1. Uyuşmazlık ve Hukuki Nitelendirme

Uyuşmazlık, taraflar arasında görülen boşanma davasında, taraflar arasında evlilik birliğinin sarsılmasına sebebiyet verecek nitelikte geçimsizlik bulunup bulunmadığı, geçimsizlik var ise kusurun kimden kaynaklandığı, davanın kabulü ile boşanmaya hükmedilmesinin yerinde olup olmadığı, davacı kadın yararına maddî ve manevî tazminat ile yoksulluk nafakası verilmesi koşullarının oluşup oluşmadığı, ortak çocuklar yararına hükmedilen nafaka miktarlarının hakkaniyete uygun olup olmadığı noktasında toplanmaktadır.

2. İlgili Hukuk

6100 sayılı Hukuk Muhakemeleri Kanunu'nun (6100 sayılı Kanun) 190 ıncı maddesi, 369 uncu maddesinin birinci fıkrası ile 370 ve 371 inci maddeleri. 4721 sayılı Kanun'un 4 üncü maddesi, 6 ncı maddesi, 166 ncı maddesinin birinci ve ikinci fıkrası, 174 üncü maddesinin birinci ve ikinci fıkrası, 175 inci maddesi, 182 nci maddesi, 327 nci ve 328 inci maddelerinin birinci fıkraları, 330 uncu maddesi. 6098 sayılı Türk Boçlar Kanunu'nun 50 ve 51 inci maddeleri.

3. Değerlendirme

1.Bölge Adliye Mahkemelerinin nihai kararlarının bozulması 6100 sayılı Kanun'un 371 inci maddesinde yer alan sebeplerden birinin varlığı hâlinde mümkündür.

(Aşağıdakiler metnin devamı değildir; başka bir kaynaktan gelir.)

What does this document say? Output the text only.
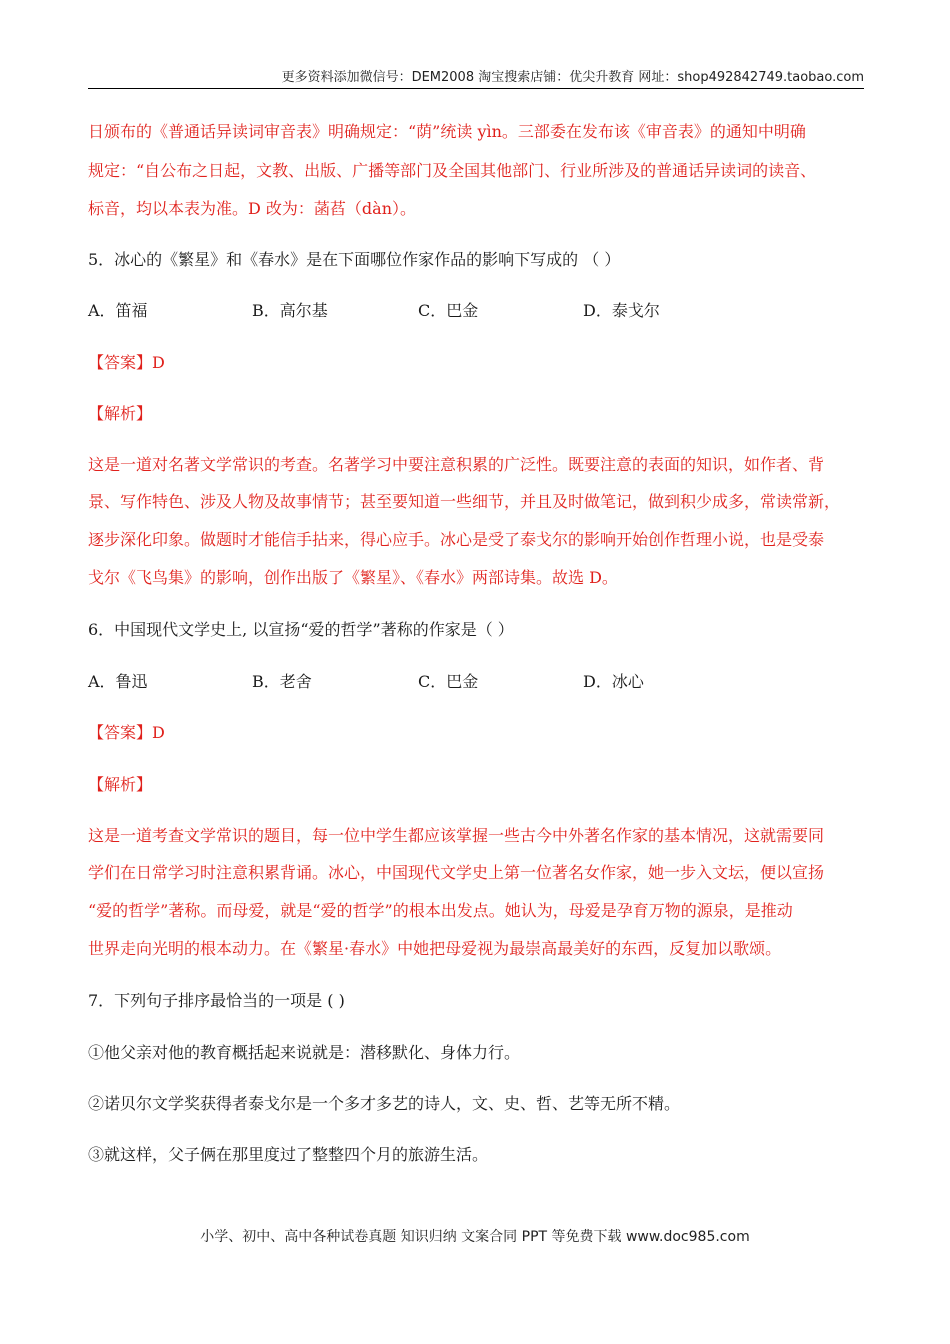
更多资料添加微信号：DEM2008 淘宝搜索店铺：优尖升教育 网址：shop492842749.taobao.com
日颁布的《普通话异读词审音表》明确规定：“荫”统读 yìn。三部委在发布该《审音表》的通知中明确
规定：“自公布之日起，文教、出版、广播等部门及全国其他部门、行业所涉及的普通话异读词的读音、
标音，均以本表为准。D 改为：菡萏（dàn）。
5．冰心的《繁星》和《春水》是在下面哪位作家作品的影响下写成的 （ ）
A．笛福	B．高尔基	C．巴金	D．泰戈尔
【答案】D
【解析】
这是一道对名著文学常识的考查。名著学习中要注意积累的广泛性。既要注意的表面的知识，如作者、背
景、写作特色、涉及人物及故事情节；甚至要知道一些细节，并且及时做笔记，做到积少成多，常读常新，
逐步深化印象。做题时才能信手拈来，得心应手。冰心是受了泰戈尔的影响开始创作哲理小说，也是受泰
戈尔《飞鸟集》的影响，创作出版了《繁星》、《春水》两部诗集。故选 D。
6．中国现代文学史上, 以宣扬“爱的哲学”著称的作家是（ ）
A．鲁迅	B．老舍	C．巴金	D．冰心
【答案】D
【解析】
这是一道考查文学常识的题目，每一位中学生都应该掌握一些古今中外著名作家的基本情况，这就需要同
学们在日常学习时注意积累背诵。冰心，中国现代文学史上第一位著名女作家，她一步入文坛，便以宣扬
“爱的哲学”著称。而母爱，就是“爱的哲学”的根本出发点。她认为，母爱是孕育万物的源泉，是推动
世界走向光明的根本动力。在《繁星·春水》中她把母爱视为最崇高最美好的东西，反复加以歌颂。
7．下列句子排序最恰当的一项是 ( )
①他父亲对他的教育概括起来说就是：潜移默化、身体力行。
②诺贝尔文学奖获得者泰戈尔是一个多才多艺的诗人，文、史、哲、艺等无所不精。
③就这样，父子俩在那里度过了整整四个月的旅游生活。
小学、初中、高中各种试卷真题 知识归纳 文案合同 PPT 等免费下载 www.doc985.com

2.Temyizen ..., tarafların karşılıklı iddia ve savunmalarına, dayandıkları belgelere, uyuşmazlığa uygulanması gereken hukuk kuralları ile hukuki ilişkinin nitelendirilmesine, dava şartlarına, yargılama ve ispat kuralları ile kararda belirtilen gerekçelere ve özellikle 29.04.2023 doğumlu ortak çocuk Ümit'in temyiz inceleme tarihi itibariyle ... olduğunun anlaşılmasına göre, usul ve kanuna uygun olup davalı erkek vekili tarafından temyiz dilekçesinde ileri sürülen nedenler kararın bozulmasını gerektirecek nitelikte görülmemiştir.

VI. KARAR

Açıklanan sebeple;

Temyiz olunan Bölge Adliye Mahkemesi kararının 6100 sayılı Kanun'un 370 inci maddesinin birinci fıkrası uyarınca ONANMASINA,

Aşağıda yazılı temyiz giderinin temyiz edene yükletilmesine,

Dosyanın İlk Derece Mahkemesine, kararın bir örneğinin Bölge Adliye Mahkemesine gönderilmesine,

01.06.2023 tarihinde oy birliğiyle karar verildi.